"Di kota, kebudayaan hanyalah fakta di pojok cafe. Di Desa, tidak demikian. Budaya dirawat dengan kuat."
Buah kelapa itu tergelatak begitu saja. Kelapa yang di kirim dari kampung ini sudah dibiarkan beberapa hari dan tidak di kupas.Â
Buah kelapa ini rencananya akan menjadi bahan pembuatan nasi kuning saat acara tahlilan hari ke tujuh. Santannya menjadi campuran utama pembuatan nasi kuning.

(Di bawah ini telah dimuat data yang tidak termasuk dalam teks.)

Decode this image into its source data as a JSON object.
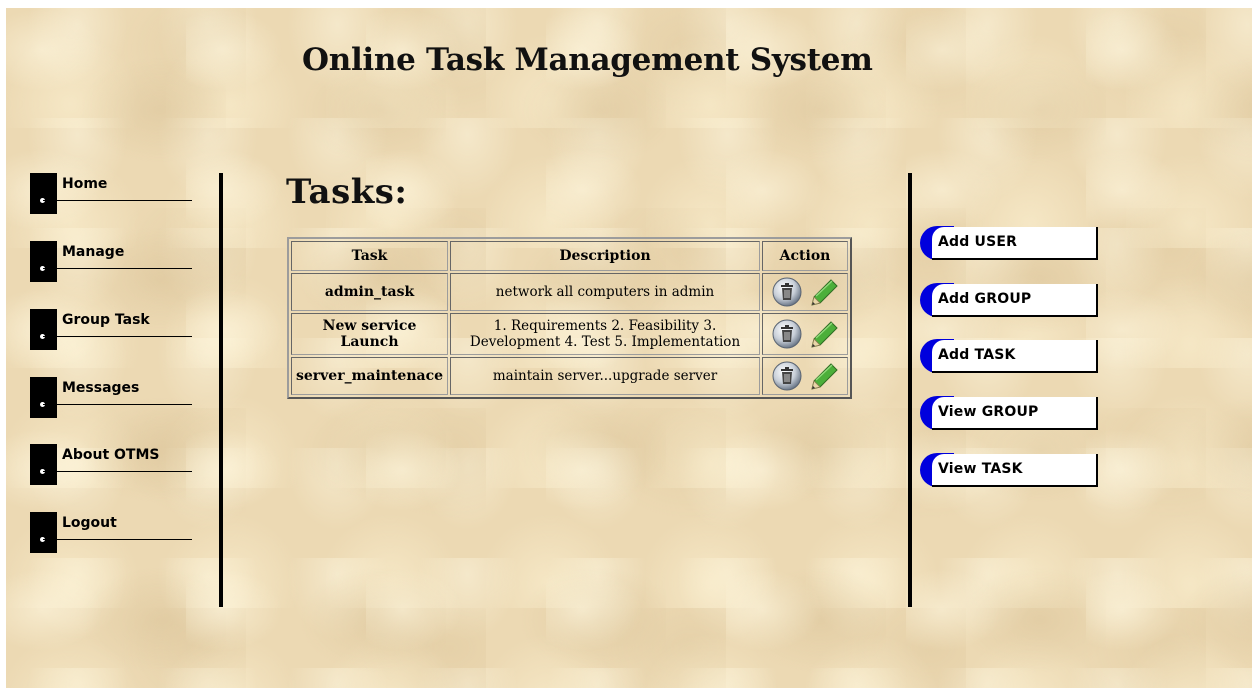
{
  "site": {
    "title": "Online Task Management System"
  },
  "nav": {
    "items": [
      {
        "label": "Home"
      },
      {
        "label": "Manage"
      },
      {
        "label": "Group Task"
      },
      {
        "label": "Messages"
      },
      {
        "label": "About OTMS"
      },
      {
        "label": "Logout"
      }
    ]
  },
  "main": {
    "heading": "Tasks:",
    "table": {
      "headers": {
        "task": "Task",
        "description": "Description",
        "action": "Action"
      },
      "rows": [
        {
          "task": "admin_task",
          "description": "network all computers in admin"
        },
        {
          "task": "New service Launch",
          "description": "1. Requirements 2. Feasibility 3. Development 4. Test 5. Implementation"
        },
        {
          "task": "server_maintenace",
          "description": "maintain server...upgrade server"
        }
      ],
      "action_icons": [
        "trash-icon",
        "pencil-icon"
      ]
    }
  },
  "actions": {
    "buttons": [
      {
        "label": "Add USER"
      },
      {
        "label": "Add GROUP"
      },
      {
        "label": "Add TASK"
      },
      {
        "label": "View GROUP"
      },
      {
        "label": "View TASK"
      }
    ]
  },
  "colors": {
    "accent_blue": "#0000dd",
    "background": "#ecd9b3"
  }
}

Menjelang hari H, tak jua dilakukan pengupasan. Kondisi ini mendorong beberapa pemuda dari desa mengambil bagian. Kelapa tersebut di kupas dari kulit hingga cangkang dan menyisakan daging buah kelapa.
Setelah selesai kemudian diangkut ke pedagang yang memiliki mesin parut untuk dihaluskan. Hasil dari parutan itu kemudian di peras lalu diambil santannya.

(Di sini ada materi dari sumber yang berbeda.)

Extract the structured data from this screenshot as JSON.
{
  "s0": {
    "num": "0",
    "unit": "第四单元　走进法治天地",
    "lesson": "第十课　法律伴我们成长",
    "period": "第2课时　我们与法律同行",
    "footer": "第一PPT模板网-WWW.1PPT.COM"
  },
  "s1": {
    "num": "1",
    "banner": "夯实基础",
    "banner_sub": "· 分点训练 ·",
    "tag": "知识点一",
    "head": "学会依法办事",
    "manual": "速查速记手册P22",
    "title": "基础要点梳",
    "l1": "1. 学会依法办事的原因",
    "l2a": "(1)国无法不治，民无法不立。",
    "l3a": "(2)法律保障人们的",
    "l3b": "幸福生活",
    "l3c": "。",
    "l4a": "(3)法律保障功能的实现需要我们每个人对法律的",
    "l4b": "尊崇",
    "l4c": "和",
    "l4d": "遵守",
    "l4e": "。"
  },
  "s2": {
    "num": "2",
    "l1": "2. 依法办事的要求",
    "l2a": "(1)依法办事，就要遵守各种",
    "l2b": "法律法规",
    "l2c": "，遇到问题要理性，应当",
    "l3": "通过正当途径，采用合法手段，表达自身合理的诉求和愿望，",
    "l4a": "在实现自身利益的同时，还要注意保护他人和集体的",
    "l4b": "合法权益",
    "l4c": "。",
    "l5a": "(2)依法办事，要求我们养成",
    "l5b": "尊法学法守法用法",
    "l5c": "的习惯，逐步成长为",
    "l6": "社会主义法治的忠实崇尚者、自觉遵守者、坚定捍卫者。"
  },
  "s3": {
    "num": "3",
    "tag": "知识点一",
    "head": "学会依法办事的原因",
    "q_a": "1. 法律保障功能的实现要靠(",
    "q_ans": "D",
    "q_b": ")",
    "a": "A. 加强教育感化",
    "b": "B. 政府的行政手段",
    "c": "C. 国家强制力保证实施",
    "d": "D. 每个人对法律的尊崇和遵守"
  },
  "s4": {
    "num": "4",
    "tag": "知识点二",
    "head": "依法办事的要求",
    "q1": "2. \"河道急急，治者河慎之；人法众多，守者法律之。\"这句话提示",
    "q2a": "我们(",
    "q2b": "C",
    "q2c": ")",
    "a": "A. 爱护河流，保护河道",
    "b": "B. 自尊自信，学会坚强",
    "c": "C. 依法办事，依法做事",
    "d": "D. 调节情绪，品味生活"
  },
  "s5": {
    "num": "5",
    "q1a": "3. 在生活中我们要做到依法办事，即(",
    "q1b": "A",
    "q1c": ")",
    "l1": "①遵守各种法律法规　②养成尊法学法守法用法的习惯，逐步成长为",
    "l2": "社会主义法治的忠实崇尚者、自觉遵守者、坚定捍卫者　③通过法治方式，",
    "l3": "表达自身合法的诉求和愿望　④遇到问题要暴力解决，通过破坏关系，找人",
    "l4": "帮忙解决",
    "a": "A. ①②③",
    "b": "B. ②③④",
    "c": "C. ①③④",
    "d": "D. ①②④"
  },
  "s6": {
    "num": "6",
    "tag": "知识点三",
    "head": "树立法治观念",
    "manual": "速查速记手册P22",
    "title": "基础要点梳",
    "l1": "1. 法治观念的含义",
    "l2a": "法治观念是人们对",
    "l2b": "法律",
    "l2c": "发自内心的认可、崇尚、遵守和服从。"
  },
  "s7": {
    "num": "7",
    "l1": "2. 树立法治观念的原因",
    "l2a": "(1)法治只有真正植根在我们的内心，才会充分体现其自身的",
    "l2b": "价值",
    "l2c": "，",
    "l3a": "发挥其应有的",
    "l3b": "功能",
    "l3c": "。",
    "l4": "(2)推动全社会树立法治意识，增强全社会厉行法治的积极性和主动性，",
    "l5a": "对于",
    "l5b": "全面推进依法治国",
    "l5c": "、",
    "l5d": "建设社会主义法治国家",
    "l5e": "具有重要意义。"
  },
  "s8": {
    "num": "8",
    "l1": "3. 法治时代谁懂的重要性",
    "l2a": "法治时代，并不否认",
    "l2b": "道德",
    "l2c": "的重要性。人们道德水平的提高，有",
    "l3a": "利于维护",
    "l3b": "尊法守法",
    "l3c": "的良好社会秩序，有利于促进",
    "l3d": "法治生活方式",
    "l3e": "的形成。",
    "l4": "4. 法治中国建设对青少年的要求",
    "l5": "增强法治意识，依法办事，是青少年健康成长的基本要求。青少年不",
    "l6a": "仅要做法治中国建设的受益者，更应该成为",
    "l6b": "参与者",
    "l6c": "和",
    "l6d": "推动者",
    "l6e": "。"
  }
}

Melihat proses penyaringan tersebut, remaja dari kota termakan penasaran dan langsung ambil bagian. Beberapa pemuda dari desa yang awalnya melakukan proses ini hanya cekikan karena mereka terpaksa meninggalkan tempat duduk mereka.

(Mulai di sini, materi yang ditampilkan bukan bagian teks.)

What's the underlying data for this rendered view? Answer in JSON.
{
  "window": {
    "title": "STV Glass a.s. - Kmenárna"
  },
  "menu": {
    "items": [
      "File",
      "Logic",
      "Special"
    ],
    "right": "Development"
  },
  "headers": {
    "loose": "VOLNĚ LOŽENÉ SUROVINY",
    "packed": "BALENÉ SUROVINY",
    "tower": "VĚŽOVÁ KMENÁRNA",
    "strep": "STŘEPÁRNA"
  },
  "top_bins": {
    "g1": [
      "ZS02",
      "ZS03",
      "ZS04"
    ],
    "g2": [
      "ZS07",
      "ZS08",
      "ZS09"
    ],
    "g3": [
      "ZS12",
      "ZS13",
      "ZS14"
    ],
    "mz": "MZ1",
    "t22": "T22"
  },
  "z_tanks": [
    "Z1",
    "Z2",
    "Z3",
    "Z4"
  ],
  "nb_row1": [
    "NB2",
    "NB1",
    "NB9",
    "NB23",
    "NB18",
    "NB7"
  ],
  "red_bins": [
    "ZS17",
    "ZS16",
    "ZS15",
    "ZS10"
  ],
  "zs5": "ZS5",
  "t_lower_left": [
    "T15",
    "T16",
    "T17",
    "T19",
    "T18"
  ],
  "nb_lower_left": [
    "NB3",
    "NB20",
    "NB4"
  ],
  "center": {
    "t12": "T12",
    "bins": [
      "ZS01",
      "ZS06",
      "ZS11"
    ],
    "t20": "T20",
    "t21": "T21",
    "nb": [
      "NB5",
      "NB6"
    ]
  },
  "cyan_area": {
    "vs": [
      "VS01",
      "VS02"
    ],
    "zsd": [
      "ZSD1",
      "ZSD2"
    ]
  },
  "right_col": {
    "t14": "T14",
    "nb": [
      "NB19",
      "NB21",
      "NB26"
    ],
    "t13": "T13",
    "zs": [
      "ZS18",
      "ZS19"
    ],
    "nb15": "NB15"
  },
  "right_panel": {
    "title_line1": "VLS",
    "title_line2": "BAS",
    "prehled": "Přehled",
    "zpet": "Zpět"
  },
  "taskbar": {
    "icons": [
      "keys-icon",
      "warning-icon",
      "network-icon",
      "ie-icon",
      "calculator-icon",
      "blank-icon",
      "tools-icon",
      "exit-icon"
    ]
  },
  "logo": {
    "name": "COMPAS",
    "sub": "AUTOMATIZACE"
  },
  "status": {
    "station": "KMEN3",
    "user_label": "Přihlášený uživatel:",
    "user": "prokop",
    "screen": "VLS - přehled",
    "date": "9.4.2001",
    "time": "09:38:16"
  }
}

Terutama soal menekan jemari hingga santannyang dihasilkan bisa kental dan tidak encer. Proses ini mengundang banyak tawa dari warga yang datang ke lokasi acara. Kedatangan mereka merupakan bagian dari budaya feliayani atau babari ; gotong royong.
Saya menyaksikan keseruan itu. Tak jarang saya melihat diantara mereka saling ejek karena hasil meramas kadang tak mengeluarkan santan sama sekali. Ada semacam perlombaan yang tercipta.
Kekuatan tangan yang mereka miliki memang tidak sekuat warga desa yang sudah terbiasa melakukan proses ini. Maklum ini pertama kali mereka terlibat langsung.